原料の乾燥ミミズ粉末

ミミズ医薬品やミミズ食品が開発されて以降、それらの原料となるミミズ乾燥粉末を製造する際に、ミミズ体内の糞や土、有害物質を多く含む体腔液、そして細菌をミミズ体内から除去する方法が課題になっていました。

ミミズ体内の糞土や体腔液には、土壌中の細菌や腐葉土などから吸収された有害物質が含まれています。

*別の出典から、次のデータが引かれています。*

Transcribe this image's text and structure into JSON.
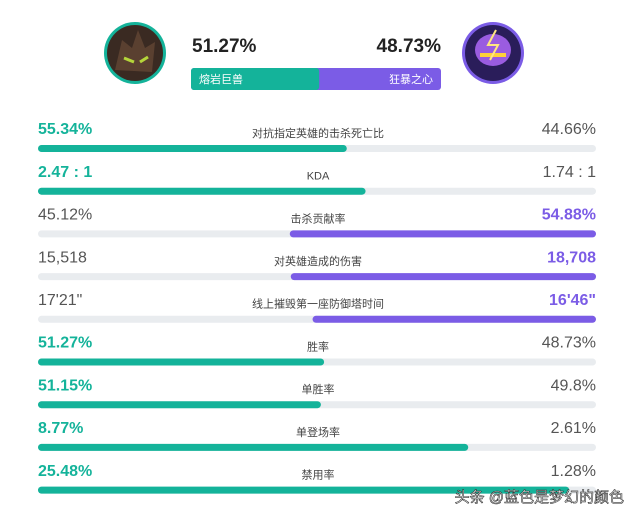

これまでのミミズ乾燥粉末の製造技術では、これら細菌や有害物質を取り除くために、まずミミズを明るい場所に長時間放置し、その後クエン酸などの酸に浸すことで、糞土、体腔液をミミズ体内から除去する方法を取っていました。
しかし、ミミズの育成中に土や餌を介して体内に蓄積される菌や有害物質の量は多量ですから、これまでの除去方法では、ミミズに蓄積された細菌や有害物質を十分に除去することは容易ではなく、糞土除去後のミミズの体内でも、まだ菌や有害物質の残留が認められました。

さらに、ミミズを明るい場所で長時間放置する工程は、除去処理に非常に時間がかかってしまうという問題がありました。ミミズには多量の酵素が含まれるため、死亡すると有効成分が分解されてしまい、薬理作用が低下する特性があります。そのため、ミミズ体内からの糞土や体腔液の除去工程においてミミズを殺さないようにする必要があるのですが、長時間の工程や酸による強いダメージでミミズが絶命しやすく、これにより薬理作用が大幅に低下してしまう問題が起こっていました。